The Insider enters the unknown to discover a secretive world of long lost street art…
BY ALEX WEBBER | PHOTOS BY ED WIGHT
As art initiatives go, it was wild and weird and crazier than most. An attempt to “reconcile the independence, spontaneity and anarchy of street art with the limitations enforced by an enclosed exhibition space,” the inception of Galeria Forty/Forty inside Fort Bema was inspired by a visit to Bangkok, during which the collective behind it was awestruck by a ‘street art exhibition’ inside “an empty space the size of a cathedral”.
“It was the first time we asked ourselves,” recalls one of the core organizers, Marcin Rutkiewicz, “what could be done to make ‘street art’ inside a gallery space remain ‘real’?” The answer, they concluded, was straight-forward – it could not, they deduced, be cut-off from the street.
“We realized that closing a door,” he continues, “was tantamount to the symbolic cutting-off of the ‘street’ attribute.” Thus Forty/Forty was born, a “gallery without doors, where anybody could enter at any time and do what they please.”

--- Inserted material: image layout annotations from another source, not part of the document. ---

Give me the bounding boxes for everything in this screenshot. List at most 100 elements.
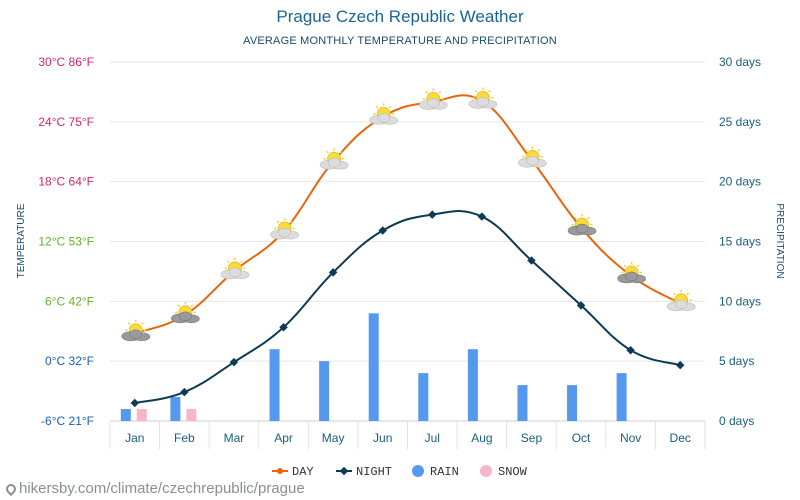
x-tick-label: Aug [471,431,492,445]
legend-item-night: NIGHT [336,465,392,479]
precipitation-bars [120,313,627,421]
rain-bar [467,349,478,421]
rain-bar [170,397,181,421]
sun-ray [276,220,280,224]
partly-cloudy-icon [319,148,349,170]
cloud-part [426,98,440,108]
x-tick-label: Jul [425,431,440,445]
sun-ray [227,260,230,264]
sun-ray [636,264,640,268]
sun-ray [587,216,590,220]
legend-label: NIGHT [356,465,392,479]
rain-bar [120,409,131,421]
partly-cloudy-icon [171,301,200,324]
sun-ray [240,260,243,264]
partly-cloudy-icon [617,261,646,284]
cloud-part [228,267,242,278]
x-tick-label: Jun [373,431,392,445]
chart-title: Prague Czech Republic Weather [276,7,524,26]
snow-bar [186,409,197,421]
y-right-tick-label: 30 days [719,55,761,69]
y-left-axis-title: TEMPERATURE [16,203,27,278]
sun-ray [388,105,392,109]
temperature-lines [130,94,685,408]
grid-lines [109,61,706,449]
x-tick-label: Mar [224,431,245,445]
x-tick-label: Apr [274,431,293,445]
sun-ray [537,148,541,152]
legend-snow-swatch [480,465,492,477]
night-temperature-line [134,210,681,405]
night-point [229,357,239,367]
night-point [477,212,487,221]
night-point [527,256,536,265]
sun-ray [623,264,627,268]
legend-night-marker [339,466,349,476]
sun-ray [438,90,442,94]
night-point [675,360,685,370]
legend-item-day: DAY [272,465,314,479]
y-left-tick-label: 6°C 42°F [45,294,94,308]
cloud-part [575,223,589,234]
y-left-tick-label: -6°C 21°F [41,414,94,428]
cloud-part [179,311,192,322]
x-tick-label: Dec [670,431,691,445]
y-right-tick-label: 15 days [719,235,761,249]
cloud-part [278,227,291,238]
legend-label: SNOW [498,465,528,479]
y-right-axis-title: PRECIPITATION [774,203,785,278]
x-tick-label: Feb [174,431,195,445]
y-left-tick-label: 18°C 64°F [38,175,94,189]
sun-ray [375,105,379,109]
legend-label: RAIN [430,465,459,479]
night-point [180,387,189,397]
y-right-tick-label: 5 days [719,354,754,368]
rain-bar [269,349,280,421]
cloud-part [526,155,539,166]
sun-ray [339,150,343,154]
night-point [130,398,140,408]
sun-ray [488,89,491,93]
sun-ray [673,292,677,296]
sun-ray [289,220,293,224]
partly-cloudy-icon [518,146,547,168]
rain-bar [418,373,429,421]
night-point [626,345,635,355]
night-point [279,323,288,332]
partly-cloudy-icon [567,214,597,236]
partly-cloudy-icon [468,87,498,109]
chart-legend: DAY NIGHT RAIN SNOW [272,465,528,479]
sun-ray [127,322,131,326]
x-tick-label: May [322,431,345,445]
axis-labels: 30°C 86°F 24°C 75°F 18°C 64°F 12°C 53°F 6°C … [16,55,785,445]
partly-cloudy-icon [666,289,696,312]
sun-ray [326,150,329,154]
site-watermark[interactable]: hikersby.com/climate/czechrepublic/pragu… [3,480,305,497]
partly-cloudy-icon [270,218,299,240]
cloud-part [377,113,391,123]
rain-bar [517,385,528,421]
cloud-part [674,299,688,310]
night-point [576,301,586,310]
y-right-tick-label: 10 days [719,294,761,308]
day-temperature-line [134,94,681,335]
sun-ray [474,89,478,93]
cloud-part [129,329,143,340]
partly-cloudy-icon [220,257,250,280]
snow-bar [136,409,147,421]
y-right-tick-label: 25 days [719,115,761,129]
night-point [328,268,338,277]
sun-ray [190,304,194,308]
legend-day-marker [277,468,283,474]
sun-ray [524,148,528,152]
legend-item-snow: SNOW [480,465,528,479]
y-right-tick-label: 20 days [719,175,761,189]
legend-label: DAY [292,465,314,479]
sun-ray [425,90,429,94]
night-point [378,226,387,235]
watermark-text: hikersby.com/climate/czechrepublic/pragu… [19,480,305,497]
sun-ray [177,304,181,308]
x-tick-label: Jan [125,431,144,445]
night-point [428,210,437,219]
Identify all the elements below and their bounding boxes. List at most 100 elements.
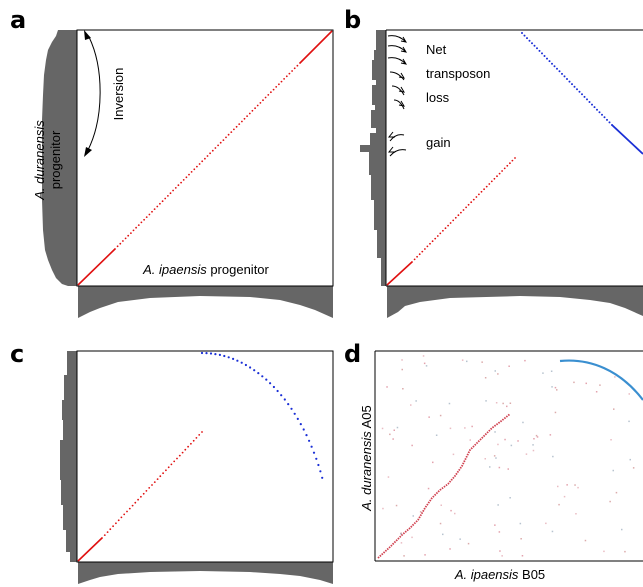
- background-hit: [381, 427, 384, 430]
- data-point: [124, 237, 127, 240]
- data-point: [236, 359, 239, 362]
- background-hit: [612, 469, 614, 472]
- background-hit: [558, 503, 560, 506]
- data-point: [256, 104, 259, 107]
- data-point: [145, 490, 148, 492]
- data-point: [299, 423, 302, 426]
- background-hit: [508, 365, 510, 367]
- background-hit: [501, 555, 503, 557]
- background-hit: [461, 359, 464, 361]
- background-hit: [624, 550, 626, 553]
- background-hit: [520, 538, 522, 540]
- background-hit: [551, 530, 554, 533]
- background-hit: [498, 531, 501, 533]
- background-hit: [533, 438, 535, 440]
- data-point: [293, 67, 296, 70]
- background-hit: [535, 434, 538, 437]
- inversion-label: Inversion: [111, 68, 126, 121]
- data-point: [296, 417, 299, 420]
- data-point: [480, 190, 483, 193]
- background-hit: [419, 511, 422, 513]
- data-point: [583, 95, 586, 98]
- data-point: [259, 102, 262, 104]
- data-point: [269, 382, 272, 385]
- background-hit: [525, 453, 528, 455]
- data-point: [123, 513, 126, 516]
- data-point: [156, 478, 159, 480]
- data-point: [568, 80, 571, 83]
- data-point: [601, 113, 603, 116]
- panel-a-frame: [76, 29, 334, 287]
- background-hit: [498, 466, 501, 469]
- data-point: [411, 261, 413, 263]
- data-point: [187, 445, 190, 448]
- data-point: [116, 245, 119, 248]
- data-point: [276, 389, 279, 393]
- background-hit: [495, 457, 497, 459]
- background-hit: [439, 414, 442, 417]
- data-point: [538, 49, 541, 52]
- data-point: [536, 47, 538, 50]
- data-point: [182, 179, 185, 181]
- data-point: [593, 106, 596, 109]
- data-point: [230, 131, 233, 134]
- panel-b-inverted-line: [611, 124, 643, 155]
- data-point: [267, 94, 270, 96]
- data-point: [521, 32, 523, 34]
- background-hit: [556, 389, 558, 391]
- data-point: [135, 226, 138, 229]
- data-point: [253, 369, 256, 372]
- data-point: [493, 177, 496, 180]
- data-point: [475, 196, 478, 198]
- data-point: [460, 211, 462, 214]
- panel-a-ylabel-1: A. duranensis: [32, 120, 47, 201]
- data-point: [444, 227, 447, 230]
- background-hit: [386, 386, 388, 388]
- data-point: [181, 451, 184, 454]
- panel-b-left-histogram: [360, 30, 386, 286]
- data-point: [470, 201, 473, 204]
- background-hit: [522, 421, 524, 424]
- background-hit: [566, 484, 568, 486]
- background-hit: [510, 444, 513, 447]
- data-point: [151, 210, 153, 213]
- data-point: [447, 224, 449, 227]
- data-point: [541, 52, 543, 55]
- data-point: [127, 234, 130, 237]
- data-point: [272, 88, 275, 91]
- panel-b-forward-line: [386, 261, 413, 286]
- background-hit: [401, 368, 403, 371]
- data-point: [270, 91, 272, 94]
- background-hit: [411, 444, 413, 447]
- background-hit: [425, 365, 428, 367]
- data-point: [576, 88, 578, 91]
- data-point: [132, 229, 135, 232]
- background-hit: [614, 376, 616, 378]
- data-point: [305, 434, 308, 437]
- data-point: [145, 216, 148, 219]
- data-point: [596, 108, 598, 111]
- background-hit: [466, 360, 468, 363]
- data-point: [429, 242, 431, 245]
- data-point: [293, 412, 296, 415]
- data-point: [143, 218, 146, 221]
- background-hit: [563, 495, 566, 498]
- data-point: [312, 451, 316, 454]
- data-point: [457, 214, 460, 217]
- panel-a-xlabel: A. ipaensis progenitor: [142, 262, 269, 277]
- data-point: [418, 253, 421, 256]
- background-hit: [495, 402, 498, 404]
- background-hit: [440, 504, 442, 506]
- data-point: [188, 173, 190, 176]
- data-point: [119, 242, 122, 245]
- data-point: [578, 90, 581, 93]
- background-hit: [615, 491, 618, 494]
- panel-a-left-histogram: [42, 30, 77, 286]
- background-hit: [504, 438, 506, 441]
- data-point: [488, 183, 491, 185]
- background-hit: [497, 443, 499, 446]
- data-point: [588, 101, 591, 103]
- data-point: [137, 498, 140, 501]
- background-hit: [464, 427, 466, 429]
- data-point: [109, 528, 112, 531]
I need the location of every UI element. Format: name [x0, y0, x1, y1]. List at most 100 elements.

With the permission of the city’s conservator, as well as the blessing of numerous government figures, the abandoned Fort Bema was sanctioned for this use. From 2011 until 2015, approximately fifty street artists were invited to work on the walls either individually or by forming off-the-cuff alliances with others.
The only rule, was that there weren’t any rules. A showcase of varying styles, artists such as NeSpoon, Szum, Chazme and Maniac were invited to contribute, with their patchwork of techniques forming a rich tapestry for the sight: installations competed against sticker art, posters, stencil graffiti and murals. All the time, the open door policy saw these works supplemented by impromptu additions from other outside sources. It was visionary.
As it transpired, Fort Bema was the ideal backdrop. Completed in 1890 as part of an internal ring of Tsarist fortifications, advances in military hardware and tactics made it largely redundant within a couple of decades.
Plans to demolish it, however, were interrupted by the outbreak of WWI, and it was to later serve as a Nazi weapons depot, a POW camp for German soldiers and a wing of the Legia sports club. By the time the new millennium arrived, it was a derelict, empty shell used by vagrants and ravers. Galeria Forty/Forty offered its corridors and chambers a second lease of life.
“It was transformed into a local tourist attraction,” writes Rutkiewicz in a pamphlet available online at 40bema.blogspot.com. “It became a destination for walks and cycling trips, a place of romantic dates, a background for amateur and professional photography sessions and a set for video clips. But first and foremost, the Forty/Forty Gallery was a place where viewers interested in street art could get to know the works of a major part of the Polish street art community.”
The project closed in 2015, but Bema remains open to this day with many of the works still somehow surviving amid the more recent defacements.
Reverting to its prior function as an ominous, dank labyrinth of pungent aromas, today visitors tread with trepidation among broken bottles and junky debris, past braindead squiggles and long emptied cans. In parts it feels lethal and in others just threatening, yet it remains a remarkable tribute to a Utopian ideal.